Fredericton — When the New Brunswick departments of health and education announced that the province will extend Medicare coverage to international students, many residents were thrilled.
“This is great news — it’ll attract so many talented people to New Brunswick,” said UNB economics professor Richard Myers. “Anything to make us more appealing to a diverse population is a good move in my books.”
“It’s a demonstration that New Brunswickers are open-minded, welcoming, and understand how these policies can help not only international students, but them as well,” said Aparna Shan, 21, who moved from India to study medicine. “For me all aspects of relocation have been a struggle, and this is one less thing to worry about. I am quite athletic and have no existing health problems so hopefully I will never need to use these services, but it makes me feel like an equal, as though I really belong here.”

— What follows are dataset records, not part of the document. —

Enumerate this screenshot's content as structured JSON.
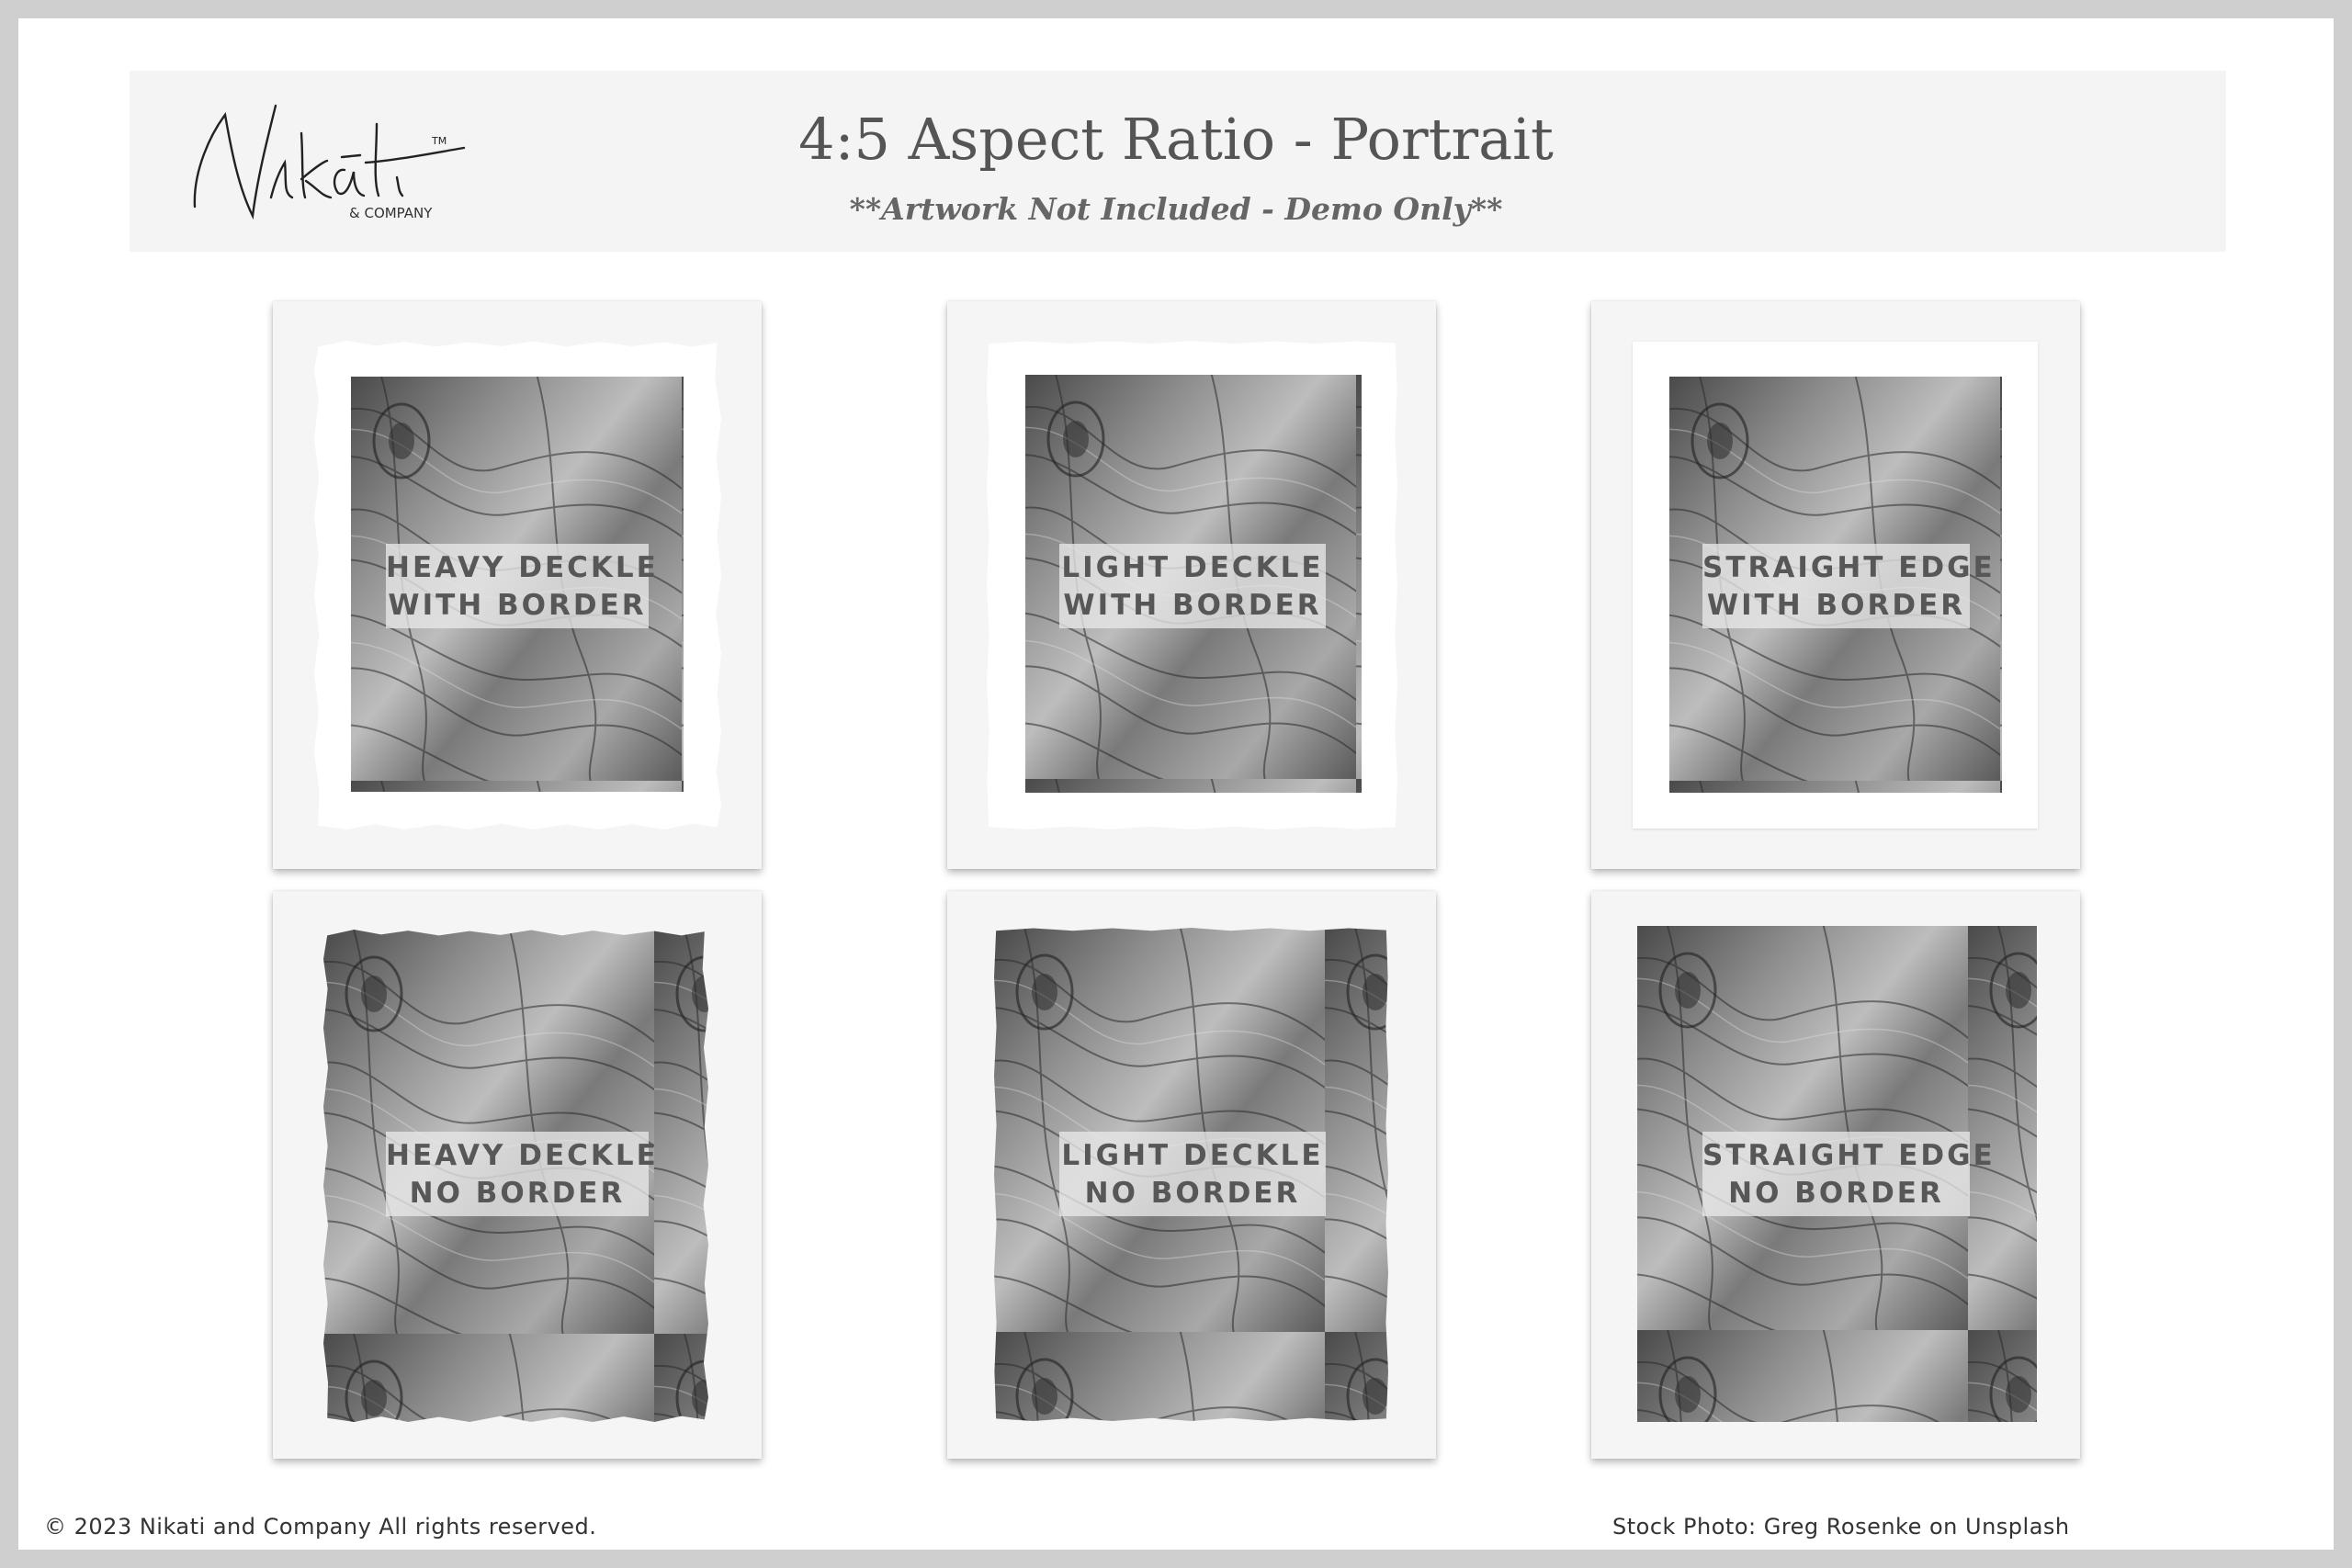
{
  "header": {
    "brand_name": "Nikāti",
    "brand_sub": "& COMPANY",
    "brand_tm": "TM",
    "title": "4:5 Aspect Ratio - Portrait",
    "subtitle": "**Artwork Not Included - Demo Only**"
  },
  "prints": [
    {
      "line1": "HEAVY DECKLE",
      "line2": "WITH BORDER"
    },
    {
      "line1": "LIGHT DECKLE",
      "line2": "WITH BORDER"
    },
    {
      "line1": "STRAIGHT EDGE",
      "line2": "WITH BORDER"
    },
    {
      "line1": "HEAVY DECKLE",
      "line2": "NO BORDER"
    },
    {
      "line1": "LIGHT DECKLE",
      "line2": "NO BORDER"
    },
    {
      "line1": "STRAIGHT EDGE",
      "line2": "NO BORDER"
    }
  ],
  "footer": {
    "copyright": "© 2023 Nikati and Company All rights reserved.",
    "credit": "Stock Photo: Greg Rosenke on Unsplash"
  },
  "colors": {
    "page_bg": "#cfcfcf",
    "sheet": "#ffffff",
    "header_band": "#f4f4f4",
    "card": "#f5f5f5",
    "label_text": "#575757"
  }
}
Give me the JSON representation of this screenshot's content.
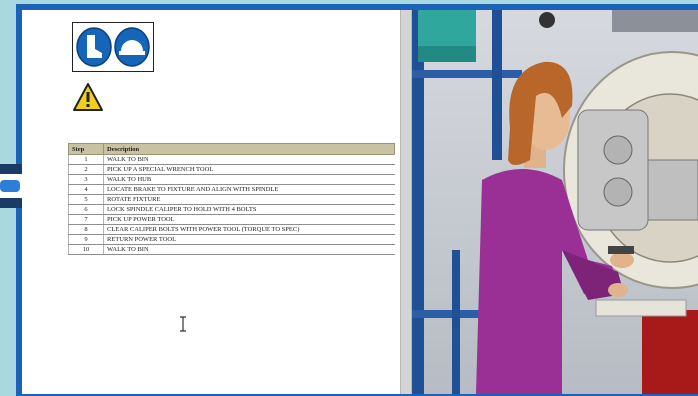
{
  "steps_table": {
    "headers": {
      "step": "Step",
      "description": "Description"
    },
    "rows": [
      {
        "step": "1",
        "description": "WALK TO BIN"
      },
      {
        "step": "2",
        "description": "PICK UP A SPECIAL WRENCH TOOL"
      },
      {
        "step": "3",
        "description": "WALK TO HUB"
      },
      {
        "step": "4",
        "description": "LOCATE BRAKE TO FIXTURE AND ALIGN WITH SPINDLE"
      },
      {
        "step": "5",
        "description": "ROTATE FIXTURE"
      },
      {
        "step": "6",
        "description": "LOCK SPINDLE CALIPER TO HOLD WITH 4 BOLTS"
      },
      {
        "step": "7",
        "description": "PICK UP POWER TOOL"
      },
      {
        "step": "8",
        "description": "CLEAR CALIPER BOLTS WITH POWER TOOL (TORQUE TO SPEC)"
      },
      {
        "step": "9",
        "description": "RETURN POWER TOOL"
      },
      {
        "step": "10",
        "description": "WALK TO BIN"
      }
    ]
  },
  "icons": {
    "ppe_boots": "safety-boots-icon",
    "ppe_helmet": "hard-hat-icon",
    "warning": "warning-triangle-icon",
    "side_tab": "side-panel-tab-icon",
    "cursor": "text-cursor-icon"
  },
  "colors": {
    "frame": "#1c62b8",
    "ppe_blue": "#1565b8",
    "warning_yellow": "#f2cf1f",
    "table_header": "#c9c2a0",
    "worker_shirt": "#9a2f96",
    "background": "#a9d8de"
  }
}
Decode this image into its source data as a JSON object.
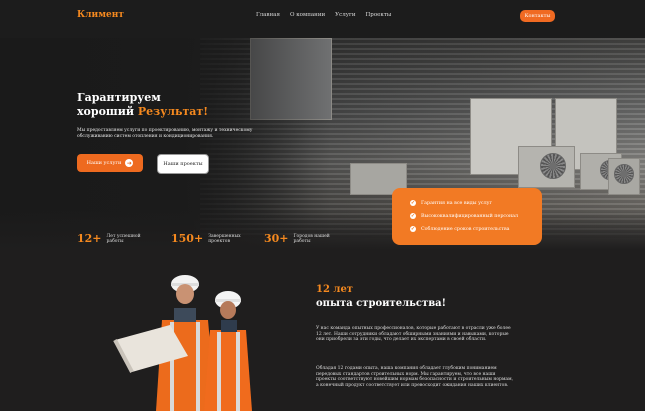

Many other New Brunswickers, however, including northsider Mack Billings, are as usual livid about anything that could impact tax spending.
We met up with Billings at the Tim Hortons on Union Street, where he sits motionless for most of the day.
“My tax dollars shouldn’t be paying for all these 20-year-old foreigners who want free health care!” exclaimed the obese 50-year-old, slurping his triple-triple and letting it trickle down his chin. “Who knows what diseases they got?! Meanwhile I can’t even afford a ride over town for my diabetes checkup!”
Billings then hobbled outside to have a smoke with his friend Gerry Kasper, who unsurprisingly had similar views.
“I don’t know what Medicare is exactly but I do know I don’t want all these leeches coming over here and taking it from me!” said Kasper, reaching in his pocket to fetch some Slim Jims he bought at the Circle K for lunch. “Next thing ya know they’ll be taking my job. I don’t have one but it’s the principle of the matter, ya see.”
Medicare, according to the New Brunswick Medical Society, covers visits to a family doctor and specialists, necessary medical procedures, hospital stays, and drugs administered in hospital. It does not cover things like the cost of prescription drugs, ambulance services, vision and dental care.
Most students, international or not, are young and relatively healthy, and attracting them to live and work in New Brunswick will benefit the economy more than harm it, our reporter cautiously suggested.
“Pfft! That’s Liberal hogwash! Who told ya that — Gallant or Tru-dumb? Time to vote these morons out!” hollered Billings, who had by this time gone back inside to order his late-afternoon Chocolate Glazed donut and extra-large Iced Capp with whipped cream and chocolate drizzle.
“These people are nothing but a drain on our health care system!”
Kasper concurred, stating that it’s nothing but bleeding-heart Liberalism that leads to these poor financial decisions on the government’s part, even though Kasper receives monthly financial assistance from that very government because he’s “too sick to work.”
“I got this gout, see, in my foot? No sure sign of what caused it, but I tell ya it’s a relief knowing I can get medical care at the drop of a hat. But no, I don’t think these immigrants should get the same privileges. Health care’s not a bloody human right, for chrissakes!
“If they wanted health care so bad,” he added, lighting yet another cigarette and coughing up a huge lob of phlegm, “they shoulda thought of that before they moved here.”